Uma velha caminhonete cruza o sertão nordestino. Em meio a estradas curtas e arenosas o barulho de motor se mistura com o zumbido dos insetos. O calor escaldante é palpável. A aridez é opulenta, em meio a uma vegetação rala, disforme, sem vida. O suor que escorre do rosto. A água e a gasolina escassas. A caminhonete e seu motorista - um alemão de nome Johann (Peter Ketnath) que está no Brasil para fugir dos horrores da Segunda Guerra - persistem. Tentam chegar em algum lugar, em meio ao nada. E no nada encontrarão um caroneiro. Na forma que o diretor Marcelo Gomes apresenta o preâmbulo do espetacular Cinema, Aspirinas e Urubus, há uma palpável sensação de desalento que percorrerá toda a película. Um Nordeste difícil, seco, distante. Tão distante que a "guerra não alcança", como constatará mais tarde Ranulpho (João Miguel), o seu involuntário parceiro de negócios (e de viagem). O caroneiro em questão.
Septuagésimo quinto melhor filme brasileiro da história, de acordo com votação feita pela Associação Brasileira de Críticos de Cinema (Abraccine), Cinema, Aspirinas e Urubus é uma obra sobre amizades improváveis, que podem brotar em locais mais improváveis ainda. Mas é também um filme sobre resiliência (ou perseverança) em tempos difíceis. E até mesmo sobre a esperança por dias melhores. E, talvez ainda e em menor medida, essa verdadeira obra-prima do nosso cinema nacional possa ser considerada uma verdadeira homenagem a sétima arte em si. E não apenas pela película possuir uma atmosfera artisticamente superior, mas também pelo caráter mágico que se estabelece na relação entre os moradores dos pequenos povoados visitados por Johann e Ranulpho, quando colocados diante dos filmes publicitários que pretendem vender a aspirina - uma novidade que, aos poucos, começava a chegar ao País.

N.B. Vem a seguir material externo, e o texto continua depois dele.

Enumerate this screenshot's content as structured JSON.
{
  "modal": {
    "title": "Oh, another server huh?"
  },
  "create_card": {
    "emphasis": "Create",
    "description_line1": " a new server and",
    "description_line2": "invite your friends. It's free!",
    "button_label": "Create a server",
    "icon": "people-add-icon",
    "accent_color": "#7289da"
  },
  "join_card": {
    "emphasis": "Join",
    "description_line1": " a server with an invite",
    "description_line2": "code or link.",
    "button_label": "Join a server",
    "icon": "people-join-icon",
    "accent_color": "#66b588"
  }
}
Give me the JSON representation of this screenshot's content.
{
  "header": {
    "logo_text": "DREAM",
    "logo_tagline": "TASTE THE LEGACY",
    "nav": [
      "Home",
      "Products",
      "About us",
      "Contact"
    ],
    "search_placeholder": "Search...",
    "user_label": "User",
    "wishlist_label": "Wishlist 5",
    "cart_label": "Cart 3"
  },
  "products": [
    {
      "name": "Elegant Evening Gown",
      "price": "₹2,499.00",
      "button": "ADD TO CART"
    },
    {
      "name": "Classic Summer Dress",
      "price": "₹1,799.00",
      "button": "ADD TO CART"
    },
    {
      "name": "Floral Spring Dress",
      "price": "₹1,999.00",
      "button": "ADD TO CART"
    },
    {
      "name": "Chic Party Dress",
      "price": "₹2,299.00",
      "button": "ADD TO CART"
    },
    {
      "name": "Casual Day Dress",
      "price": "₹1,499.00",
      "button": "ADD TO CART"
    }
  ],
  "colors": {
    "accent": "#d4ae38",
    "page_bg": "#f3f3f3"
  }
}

É muito provável que muitos moradores gastassem os seus parcos contos de réis em um remédio que prometia milagres, muito por conta da comoção causada pelos filmes publicitários exibidos por Johann - esse, no caso, é o "Cinema", do título. E, não por acaso, considero bastante comovente a sequência em que um morador de um dos tantos povoados visitados pela dupla protagonista, solicite que o filme seja repetido, de tão maravilhado que este está (e a homenagem ao cinema prossegue nas cenas em que, secretamente, Ranulpho investiga os equipamentos utilizados por Johann em suas exibições, os rolos de filme, o cinematógrafo, entre outros). São instantes em que pequenos choques de realidade se estabelecem de forma contrastante, assim como é contrastante o cenário de guerra que ocorre na Alemanha, com a aridez do Nordeste, a fome, a sede, a falta de provisões.
Nesse sentido, o filme se estabelece como uma série de instantes em que, de povoado em povoado, Johann e Ranulpho conhecerão outras pessoas, que lhes ajudarão nos momentos de dificuldades (como na cena em que o alemão é picado por uma cobra), lhes darão de comer, lhes bajularão (sempre haverá um empresário ambicioso de olho no negócio) e lhes "amarão". No meio do caminho um encontro com a retirante Jovelina (Hermila Guedes), pequenas mudanças de rota, idas e vindas e a certeza de que uma amizade se fortalece em meio a um cenário inóspito. E tudo isso, é preciso que se diga, dá conta da força de um filme que parece pequeno, mas que fala "grande" quando o assunto é a abordagem do absurdo da guerra - que faz com que um alemão prefira se esconder nos confins do Brasil, já que ali não "caem bombas".